Mesmo estando afastado, de há muito, das discussões sobre novas diretrizes curriculares, entendo a preocupação permanente de se atualizarem programas de ensino, estabelecerem novas disciplinas, enfim, adaptar a formação do aluno para um mundo em constante evolução, mas assusta-me o futuro do profissional se a ele, tais mudanças não significarem a melhoria sempre perseguida, em termos de qualidade, de capacitação, de liderança. Devo-lhes dizer, porém, que sou, mesmo agora com 74 anos, entusiasta das reformas que perseguem a perfeição. Nego-me, mesmo, a envelhecer para não desenvolver defesas elaboradas contra novas idéias.

Quando a escola é parte de um universo, como a USP, por exemplo, e aqui estão vocês, penso que é somente com ela que são gerados os sentimentos, a vontade, a organização e a disciplina intelectual, qualidades a que os povos verdadeiramente fortes devem suas melhores vitórias. Assim dizia Julio de Mesquita, em 1934, por ocasião da fundação de nossa USP. Por isso, sempre gostei de questionar a formação do indivíduo em si, dentro da Universidade. Alinho-me entre aqueles que concordam com Adam Smith, no distante século 18, quando afirmava que a função da Universidade não é ensinar profissão, mas o que ilumina e fundamenta a cultura geral. As vantagens da educação generalista sobre a profissionalizante são claras e creio que o sucesso científico e tecnológico e na área de humanidades de certos países se deve à sua adoção. A velocidade com que muda a tecnologia - repito - substituindo pessoas por rotinas de computador e máquinas, é um exemplo da falácia da especialização, da profissionalização.

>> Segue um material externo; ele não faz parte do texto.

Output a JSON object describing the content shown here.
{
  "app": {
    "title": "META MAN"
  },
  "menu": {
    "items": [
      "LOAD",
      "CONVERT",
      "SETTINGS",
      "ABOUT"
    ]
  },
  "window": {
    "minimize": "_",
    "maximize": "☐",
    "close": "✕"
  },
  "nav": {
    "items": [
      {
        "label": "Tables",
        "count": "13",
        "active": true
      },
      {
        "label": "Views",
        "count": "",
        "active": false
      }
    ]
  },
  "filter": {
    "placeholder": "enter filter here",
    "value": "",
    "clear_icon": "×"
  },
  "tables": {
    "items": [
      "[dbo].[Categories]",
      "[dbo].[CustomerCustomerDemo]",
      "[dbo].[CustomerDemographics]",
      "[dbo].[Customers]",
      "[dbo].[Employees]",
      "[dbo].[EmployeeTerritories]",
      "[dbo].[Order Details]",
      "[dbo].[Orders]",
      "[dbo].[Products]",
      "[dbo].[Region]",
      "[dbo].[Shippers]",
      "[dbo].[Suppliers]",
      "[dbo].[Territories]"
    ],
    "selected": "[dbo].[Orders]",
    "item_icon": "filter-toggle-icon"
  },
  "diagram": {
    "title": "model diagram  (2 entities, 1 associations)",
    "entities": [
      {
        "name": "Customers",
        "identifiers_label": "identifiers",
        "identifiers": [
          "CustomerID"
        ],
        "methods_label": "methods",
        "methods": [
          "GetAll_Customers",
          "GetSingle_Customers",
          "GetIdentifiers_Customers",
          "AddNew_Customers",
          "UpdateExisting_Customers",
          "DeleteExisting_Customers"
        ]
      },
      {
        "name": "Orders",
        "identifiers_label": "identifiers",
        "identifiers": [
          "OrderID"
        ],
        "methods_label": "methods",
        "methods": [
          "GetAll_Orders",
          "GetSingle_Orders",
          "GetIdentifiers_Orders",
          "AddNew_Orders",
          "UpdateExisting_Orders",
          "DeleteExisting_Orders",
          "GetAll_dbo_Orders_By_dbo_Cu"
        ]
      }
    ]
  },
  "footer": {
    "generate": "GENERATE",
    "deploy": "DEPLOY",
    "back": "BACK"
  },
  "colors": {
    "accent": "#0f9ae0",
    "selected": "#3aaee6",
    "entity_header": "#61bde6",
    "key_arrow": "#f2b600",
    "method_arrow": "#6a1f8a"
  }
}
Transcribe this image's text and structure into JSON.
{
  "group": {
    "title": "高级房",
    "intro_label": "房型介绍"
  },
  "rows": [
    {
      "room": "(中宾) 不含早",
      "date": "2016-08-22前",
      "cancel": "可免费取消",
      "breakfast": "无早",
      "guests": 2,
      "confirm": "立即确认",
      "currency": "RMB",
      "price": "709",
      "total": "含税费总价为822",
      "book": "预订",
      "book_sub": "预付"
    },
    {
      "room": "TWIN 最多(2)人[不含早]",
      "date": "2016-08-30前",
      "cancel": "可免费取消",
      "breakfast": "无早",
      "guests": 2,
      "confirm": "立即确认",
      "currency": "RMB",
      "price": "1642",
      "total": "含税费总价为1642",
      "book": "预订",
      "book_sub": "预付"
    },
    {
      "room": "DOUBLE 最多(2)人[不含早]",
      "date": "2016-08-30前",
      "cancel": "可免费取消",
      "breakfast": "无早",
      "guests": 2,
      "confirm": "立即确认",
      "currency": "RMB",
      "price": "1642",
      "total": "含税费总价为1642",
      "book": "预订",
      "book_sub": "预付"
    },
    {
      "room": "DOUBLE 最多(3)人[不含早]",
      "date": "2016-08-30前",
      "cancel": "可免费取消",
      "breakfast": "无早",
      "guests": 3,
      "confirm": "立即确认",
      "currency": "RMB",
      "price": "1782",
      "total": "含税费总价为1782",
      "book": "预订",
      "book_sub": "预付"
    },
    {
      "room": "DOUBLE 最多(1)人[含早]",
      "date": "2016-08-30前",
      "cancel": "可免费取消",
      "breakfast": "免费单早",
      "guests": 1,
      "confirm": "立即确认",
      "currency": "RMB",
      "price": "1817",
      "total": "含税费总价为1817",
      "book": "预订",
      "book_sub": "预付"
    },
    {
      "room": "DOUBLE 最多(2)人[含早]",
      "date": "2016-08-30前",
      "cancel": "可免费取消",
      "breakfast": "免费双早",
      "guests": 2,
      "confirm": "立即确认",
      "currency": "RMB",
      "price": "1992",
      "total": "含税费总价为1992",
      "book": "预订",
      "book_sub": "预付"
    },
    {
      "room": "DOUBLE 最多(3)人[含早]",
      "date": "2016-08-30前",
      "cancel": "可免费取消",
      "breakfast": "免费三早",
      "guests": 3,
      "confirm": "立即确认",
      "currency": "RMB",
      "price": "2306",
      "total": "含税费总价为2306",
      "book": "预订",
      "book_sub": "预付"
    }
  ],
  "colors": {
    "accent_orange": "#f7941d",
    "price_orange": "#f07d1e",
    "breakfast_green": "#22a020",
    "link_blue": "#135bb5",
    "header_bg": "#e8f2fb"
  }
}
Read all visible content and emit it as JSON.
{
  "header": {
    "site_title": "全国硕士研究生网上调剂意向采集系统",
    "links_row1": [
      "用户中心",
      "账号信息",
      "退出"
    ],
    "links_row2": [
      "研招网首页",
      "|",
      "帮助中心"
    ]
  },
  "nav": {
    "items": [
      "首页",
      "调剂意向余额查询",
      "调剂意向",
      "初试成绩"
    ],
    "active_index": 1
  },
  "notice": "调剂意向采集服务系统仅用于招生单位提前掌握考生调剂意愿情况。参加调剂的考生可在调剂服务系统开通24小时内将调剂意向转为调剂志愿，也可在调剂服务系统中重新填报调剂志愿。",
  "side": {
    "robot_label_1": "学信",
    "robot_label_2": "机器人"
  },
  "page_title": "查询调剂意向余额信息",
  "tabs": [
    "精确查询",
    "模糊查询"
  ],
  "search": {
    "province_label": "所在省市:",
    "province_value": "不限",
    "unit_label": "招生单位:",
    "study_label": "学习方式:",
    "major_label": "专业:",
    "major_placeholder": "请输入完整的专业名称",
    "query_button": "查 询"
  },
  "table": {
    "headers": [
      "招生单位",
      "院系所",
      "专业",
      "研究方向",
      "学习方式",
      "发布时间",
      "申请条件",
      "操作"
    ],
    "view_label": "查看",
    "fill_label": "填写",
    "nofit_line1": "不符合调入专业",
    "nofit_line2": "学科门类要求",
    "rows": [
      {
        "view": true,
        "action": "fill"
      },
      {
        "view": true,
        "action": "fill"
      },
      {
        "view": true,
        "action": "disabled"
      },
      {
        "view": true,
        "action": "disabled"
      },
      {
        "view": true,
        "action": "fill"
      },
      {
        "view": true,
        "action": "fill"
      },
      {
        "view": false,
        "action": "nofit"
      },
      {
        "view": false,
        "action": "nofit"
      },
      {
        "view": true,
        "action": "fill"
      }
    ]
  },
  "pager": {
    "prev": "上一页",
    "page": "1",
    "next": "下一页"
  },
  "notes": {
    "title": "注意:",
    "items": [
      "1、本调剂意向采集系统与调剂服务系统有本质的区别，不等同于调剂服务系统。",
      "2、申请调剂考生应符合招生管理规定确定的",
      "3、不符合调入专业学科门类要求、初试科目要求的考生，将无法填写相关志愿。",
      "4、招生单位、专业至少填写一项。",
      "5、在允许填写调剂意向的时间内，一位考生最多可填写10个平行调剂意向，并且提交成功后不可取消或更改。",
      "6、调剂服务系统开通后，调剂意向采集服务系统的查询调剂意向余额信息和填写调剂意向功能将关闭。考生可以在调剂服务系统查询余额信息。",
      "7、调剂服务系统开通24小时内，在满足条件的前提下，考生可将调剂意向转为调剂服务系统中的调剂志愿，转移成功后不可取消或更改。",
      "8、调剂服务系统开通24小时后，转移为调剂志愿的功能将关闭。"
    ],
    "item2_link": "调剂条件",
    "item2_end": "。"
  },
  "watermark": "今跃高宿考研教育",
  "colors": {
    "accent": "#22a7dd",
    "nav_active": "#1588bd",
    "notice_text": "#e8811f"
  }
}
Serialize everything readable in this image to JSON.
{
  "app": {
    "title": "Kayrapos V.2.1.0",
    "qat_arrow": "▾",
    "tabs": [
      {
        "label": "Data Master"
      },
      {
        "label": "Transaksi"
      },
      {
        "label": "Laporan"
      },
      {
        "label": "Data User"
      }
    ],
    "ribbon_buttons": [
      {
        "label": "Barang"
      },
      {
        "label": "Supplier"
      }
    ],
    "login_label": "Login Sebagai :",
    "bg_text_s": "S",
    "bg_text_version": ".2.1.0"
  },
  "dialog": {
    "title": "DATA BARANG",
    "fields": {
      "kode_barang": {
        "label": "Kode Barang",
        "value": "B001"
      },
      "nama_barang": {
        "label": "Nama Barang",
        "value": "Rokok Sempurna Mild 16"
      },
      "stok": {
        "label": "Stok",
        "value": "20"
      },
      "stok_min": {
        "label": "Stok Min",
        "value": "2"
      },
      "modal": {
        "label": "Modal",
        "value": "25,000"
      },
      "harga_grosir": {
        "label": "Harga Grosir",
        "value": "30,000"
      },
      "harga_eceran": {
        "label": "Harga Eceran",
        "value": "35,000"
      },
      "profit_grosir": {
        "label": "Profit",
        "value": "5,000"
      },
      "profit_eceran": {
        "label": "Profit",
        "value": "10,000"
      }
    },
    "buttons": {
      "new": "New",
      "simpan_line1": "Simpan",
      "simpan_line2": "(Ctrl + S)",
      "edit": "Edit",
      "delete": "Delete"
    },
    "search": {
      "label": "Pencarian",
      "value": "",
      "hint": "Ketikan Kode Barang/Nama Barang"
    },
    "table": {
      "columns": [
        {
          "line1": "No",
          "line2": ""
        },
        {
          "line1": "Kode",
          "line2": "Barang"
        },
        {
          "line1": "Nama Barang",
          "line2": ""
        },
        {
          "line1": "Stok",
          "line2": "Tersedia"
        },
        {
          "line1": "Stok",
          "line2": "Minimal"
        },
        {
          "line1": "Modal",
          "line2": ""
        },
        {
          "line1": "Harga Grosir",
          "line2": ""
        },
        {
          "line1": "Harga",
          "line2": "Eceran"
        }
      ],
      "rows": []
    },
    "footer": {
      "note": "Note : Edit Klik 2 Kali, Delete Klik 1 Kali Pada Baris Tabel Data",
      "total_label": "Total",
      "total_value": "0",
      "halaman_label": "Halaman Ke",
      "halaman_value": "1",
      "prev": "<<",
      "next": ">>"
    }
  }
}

Entretanto, a própria USP, através de seu Reitor, informa que há necessidade de pessoal especializado em algumas áreas e a Universidade acaba respondendo a essa demanda. Tais áreas ou cursos novos sequer existem em qualquer qualquer Faculdade do País (sic) e o conjunto mostra uma tendência de trazer para a graduação áreas que ficavam apenas no nível da especialização. Apenas para ficarmos em nossa área de Ciências Farmacêuticas, um dos cursos é de Química Forense que, afinal, faz parte de nossa disciplina de Toxicologia. E a informação se completa dizendo que formará peritos forenses que checam evidências de um crime por meio de análises de sangue, saliva, fios de cabelo, etc. E o pior, segundo um dos coordenadores, o curso será uma das habilitações da carreira de Química, da USP, Ribeirão Preto. É de pasmar! E tem mais. Em São Carlos, um novo curso de Ciências Físicas e Biomoleculares já está sendo chamado de o primeiro da América Latina e será dado no Instituto de Física da USP, naquela cidade. O foco é a chamada Biotecnologia que vai tratar, por exemplo, de melhoramento de plantas para a agricultura (ignoraram a Luiz de Queirós em Piracicaba), de pesquisas com células-tronco e, pasmem, da fabricação de vacinas e hormônios, utilizando microorganismos geneticamente modificados. O que fazer? A nós parece, um pouco, as conhecidas contradições da Universidade. É o caos construtivo de que falam alguns.

Apreciei, por isso mesmo, o parecer da Câmara de Educação Superior, do Conselho Nacional de Educação, que instituiu novas diretrizes curriculares e, pessoalmente, torço por seu sucesso. Em 1974, preparei, a pedido do CFF, o documento "O ensino das ciências farmacêuticas no Brasil: Análise e recomendações". Ali, avaliamos o ensino, suas perspectivas e seu provável futuro. O estudo compreendeu o exame de todas as escolas do país: 26. Hoje o país conta com mais de 200 escolas! Se apreciei o parecer, como já disse, assusta-me também imaginar um mercado de trabalho para o profissional farmacêutico que seja condigno com sua formação, agora mais árdua, a exigir mais de 5000 horas, em 10 semestres ideais.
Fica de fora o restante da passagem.